Lo sgurdo che fa vivere

Pubblicato il 06-04-2024

di Cesare Falletti

Quando guardo i miei fratelli del monastero, coloro che vivono con me quotidianamente in uno spazio limitato, non posso immaginarmi in una “clausura”: mi sento immerso nella massa umana, che ha un volto, un’anima, che si caratterizza con tre tratti: ciascuno è povero di una propria povertà e questa povertà diventa possibilità di vivere insieme nel lento e faticoso lavoro di avere un’anima sola e un cuore solo. Si è uniti grazie ai vuoti che sono porte aperte all’accoglienza dell’altro. La povertà è sorgente di fame.
Oggi nel nostro mondo occidentale non abbiamo fame di pane, ma di sguardi benevoli, affettuosi, che riconoscono in te una persona degna di essere accolta e stimata così com’è, una persona di cui si apprezzano i valori.

Il secondo tratto è, dunque, che ciascuno ha una propria bellezza originale, riflesso dello splendore di Dio, che non ha considerato tale splendore come proprietà privata non condivisibile, ma sorgente di comunione che si estende all’infinito. Ciascuno porta in sé una bellezza che lo fa essere simile a Dio, anche se nella sua povertà nasconde talvolta di più, talvolta di meno, questa bellezza e questa somiglianza con tutto ciò che ha sfigurato l’uomo e che deve essere salvato.

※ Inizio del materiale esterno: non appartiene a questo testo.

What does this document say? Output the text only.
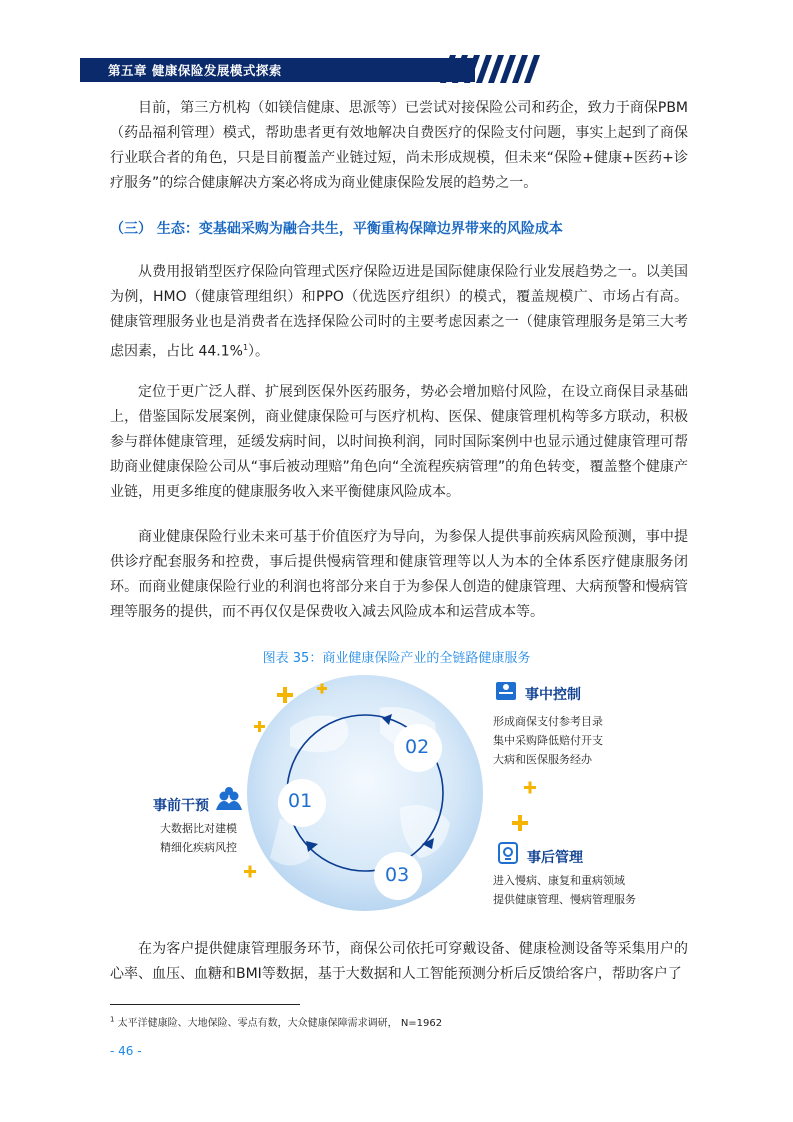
第五章 健康保险发展模式探索

目前，第三方机构（如镁信健康、思派等）已尝试对接保险公司和药企，致力于商保PBM（药品福利管理）模式，帮助患者更有效地解决自费医疗的保险支付问题，事实上起到了商保行业联合者的角色，只是目前覆盖产业链过短，尚未形成规模，但未来“保险+健康+医药+诊疗服务”的综合健康解决方案必将成为商业健康保险发展的趋势之一。

（三） 生态：变基础采购为融合共生，平衡重构保障边界带来的风险成本

从费用报销型医疗保险向管理式医疗保险迈进是国际健康保险行业发展趋势之一。以美国为例，HMO（健康管理组织）和PPO（优选医疗组织）的模式，覆盖规模广、市场占有高。健康管理服务业也是消费者在选择保险公司时的主要考虑因素之一（健康管理服务是第三大考虑因素，占比 44.1%$^1$）。

定位于更广泛人群、扩展到医保外医药服务，势必会增加赔付风险，在设立商保目录基础上，借鉴国际发展案例，商业健康保险可与医疗机构、医保、健康管理机构等多方联动，积极参与群体健康管理，延缓发病时间，以时间换利润，同时国际案例中也显示通过健康管理可帮助商业健康保险公司从“事后被动理赔”角色向“全流程疾病管理”的角色转变，覆盖整个健康产业链，用更多维度的健康服务收入来平衡健康风险成本。

商业健康保险行业未来可基于价值医疗为导向，为参保人提供事前疾病风险预测，事中提供诊疗配套服务和控费，事后提供慢病管理和健康管理等以人为本的全体系医疗健康服务闭环。而商业健康保险行业的利润也将部分来自于为参保人创造的健康管理、大病预警和慢病管理等服务的提供，而不再仅仅是保费收入减去风险成本和运营成本等。

图表 35：商业健康保险产业的全链路健康服务
01
02
03
事前干预
大数据比对建模
精细化疾病风控
事中控制
形成商保支付参考目录
集中采购降低赔付开支
大病和医保服务经办
事后管理
进入慢病、康复和重病领域
提供健康管理、慢病管理服务

在为客户提供健康管理服务环节，商保公司依托可穿戴设备、健康检测设备等采集用户的心率、血压、血糖和BMI等数据，基于大数据和人工智能预测分析后反馈给客户，帮助客户了

$^1$ 太平洋健康险、大地保险、零点有数，大众健康保障需求调研， N=1962
- 46 -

Il terzo tratto è che ciascuno ha una fame inestinguibile, fame di essere amato e di poter amare. Questa fame è un tormento, ma sa anche rendere gioiosi per ciò che già si riceve, eppure non lascia mai sazi.
Il vero progresso della persona umana sta in queste due cose messe insieme: essere contenti e gioiosi in ogni circostanza, ma desiderare ancora un di più, o piuttosto un meglio. Questo desiderio è una povertà accettata, che non schiaccia né paralizza.
Piuttosto stimola verso una crescita. L’umiltà ci rende contenti, la grandezza della nostra natura ci dà sete di un di più.

Tutti abbiamo bisogno di essere amati e abbiamo fame di amore: se non ne riceviamo nemmeno una briciola ci appassiamo fino a morirne. Di questo dobbiamo ricordarci quando guardiamo ogni nostro fratello o sorella: la sua vita dipende anche da ciascuno di noi, che possiamo dare almeno una briciola di amore, anche quando non possiamo fare altro. La nostra povertà rischia di farci vergognare e invece di dare quella briciola d’amore, magari solo uno sguardo sorridente, un saluto affettuoso, il riconoscimento della persona, passiamo voltando la testa e facendo finta di non vedere. Non si passa davanti a un povero che chiede l’elemosina senza dare un segno di riconoscimento, un saluto, una parola, anche se non si può o non si vuole dare nulla.
La cosa più contraria all’amore non è l’odio, ma l’indifferenza, che annulla l’altro, non lo fa esistere e lo lascia affamato di un qualunque segno che riconosca la sua presenza.

Parlavo della mia comunità: il giusto equilibrio fra solitudine e comunione fraterna non è facile.
La Regola parla del silenzio, ma anche della carità fraterna, parla della discrezione, ma evangelicamente anche del fatto di essere vivi per tutti e non solo per la propria perfezione. Il disprezzo è un assassino con le mani pulite. Ma il cuore non lo è.

Quando ci si trova davanti a una persona che sembra cattiva, violenta, o almeno che non segue le regole sociali, bisogna sempre interrogarsi se è amata, se lo sguardo che poniamo su di lei è accogliente e pronto ad aiutare, a curare le ferite, se la sua solitudine non si nasconde in quella trasgressione che ci turba. Coloro che hanno salvato tanti giovani o anche malfattori anziani lo hanno fatto più con lo sguardo che con le opere.